Je suis bien heureux d’avoir jeté ma télé (il y a 13 ans et 9 mois). Surtout quand Michèle Stouvenot (JDD, 19/1) fait la liste, en ricanant, des apparitions quotidiennes de Pascal Sevran à la télévision. Mais ça fait quoi ? Quinze ? Vingt ans qu’il passe son museau peroxydé de garçon coiffeur tous les jours à la télé ? Il va peut-être en fourguer quelques copies, de son "journal intime" (sic), dans ces conditions !

Quelle carrière... Faux départ en chanteur. Mais pleine réussite comme bouffon pédé de Mitterrand, toujours avide des flatteries les plus basses. Un coup de téléphone, et voilà une tante de plus incrustée à la télé, qui en manquait, pour révolutionner les hospices avec les goualantes moisies des autres (et parfois son numéro essoufflé de vedette stéphanoise au casino de La Bourboule).
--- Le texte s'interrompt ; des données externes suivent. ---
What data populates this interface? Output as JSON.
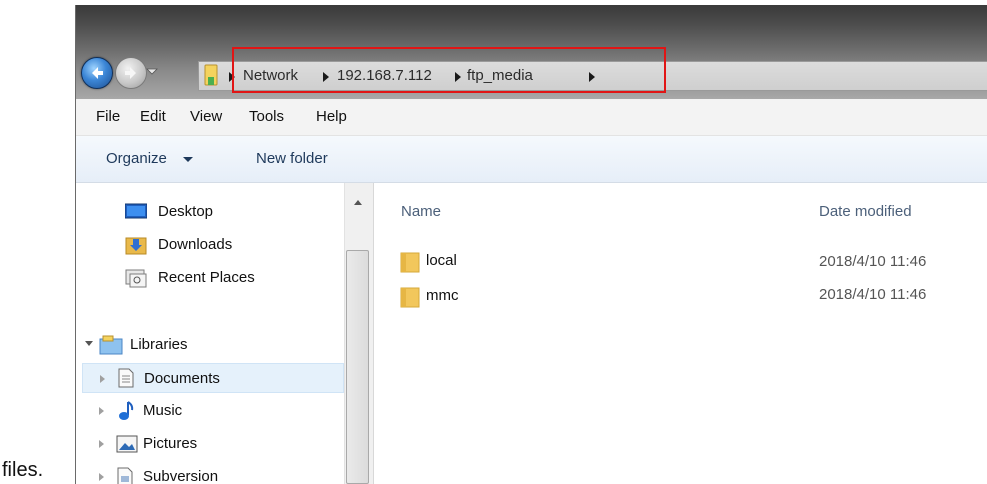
{
  "caption": "files.",
  "address_bar": {
    "segments": [
      "Network",
      "192.168.7.112",
      "ftp_media"
    ]
  },
  "menu": {
    "file": "File",
    "edit": "Edit",
    "view": "View",
    "tools": "Tools",
    "help": "Help"
  },
  "commands": {
    "organize": "Organize",
    "new_folder": "New folder"
  },
  "nav_pane": {
    "favorites": [
      {
        "label": "Desktop",
        "icon": "desktop-icon"
      },
      {
        "label": "Downloads",
        "icon": "downloads-folder-icon"
      },
      {
        "label": "Recent Places",
        "icon": "recent-places-icon"
      }
    ],
    "libraries": {
      "label": "Libraries",
      "icon": "libraries-icon",
      "items": [
        {
          "label": "Documents",
          "icon": "documents-icon",
          "selected": true
        },
        {
          "label": "Music",
          "icon": "music-icon"
        },
        {
          "label": "Pictures",
          "icon": "pictures-icon"
        },
        {
          "label": "Subversion",
          "icon": "subversion-icon"
        }
      ]
    }
  },
  "file_list": {
    "columns": {
      "name": "Name",
      "date_modified": "Date modified"
    },
    "rows": [
      {
        "name": "local",
        "date": "2018/4/10 11:46",
        "icon": "folder-icon"
      },
      {
        "name": "mmc",
        "date": "2018/4/10 11:46",
        "icon": "folder-icon"
      }
    ]
  },
  "colors": {
    "highlight_box": "#e11515",
    "selected_bg": "#e5f1fb",
    "folder": "#f2c75c"
  }
}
En 1995, les sondages donnant Chirac favori de la présidentielle, la fiotte se précipite aux Bouffes-du-Nord (!) pour à son tour lui lécher le cul devant tout le monde, comme à Mitterrand la veille, en compagnie d’une autre lopette déçue du socialisme, Pierre Bergé. Pousse-toi, Line Renaud, c’est nous que v’là, avec nos zolies langues marron.

Pas trop déçues quand même du socialisme, les tarlouzes, tant qu’il reste quelque chose sur la tartine. Quand la tapette Delanoë devient maire de Paris, Sevran redevient assez socialaud pour la tutoyer, l’abreuver de conseils et de compliments.
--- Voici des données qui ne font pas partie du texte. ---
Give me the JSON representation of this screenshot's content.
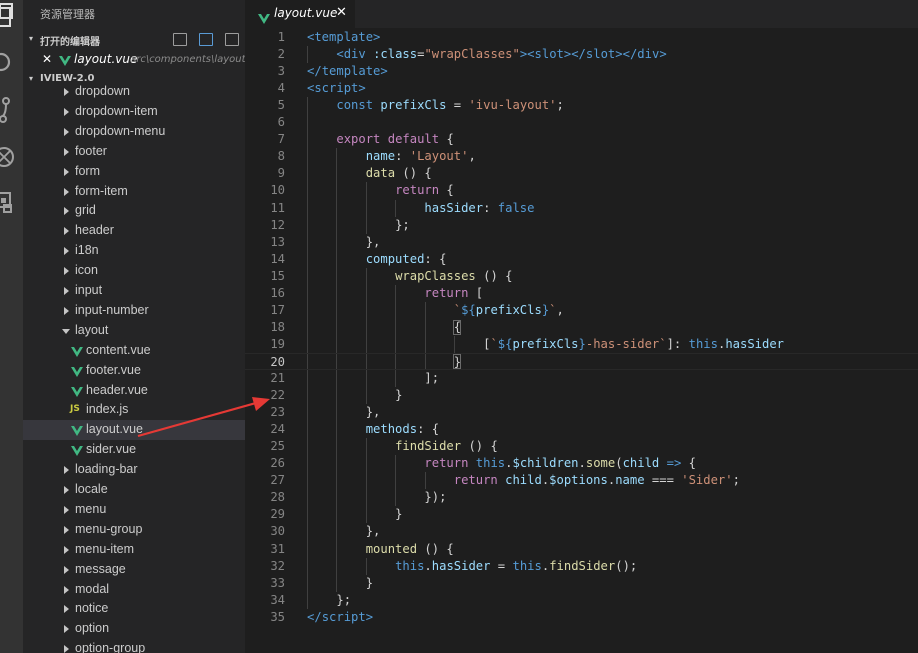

Bon, vous me direz : un pédé socialo-RPR qui tourne dans la télé-poubelle, comme dans une machine à laver, pour vendre un livre dégoûtant, c’est banal... Pourquoi en parler ? Pourquoi sur ce ton agressif ?

Parce que sa tournée des râteliers, Sevran l’a commencée par Radio Courtoisie. Et ça, ça fait mal. Comme une trahison.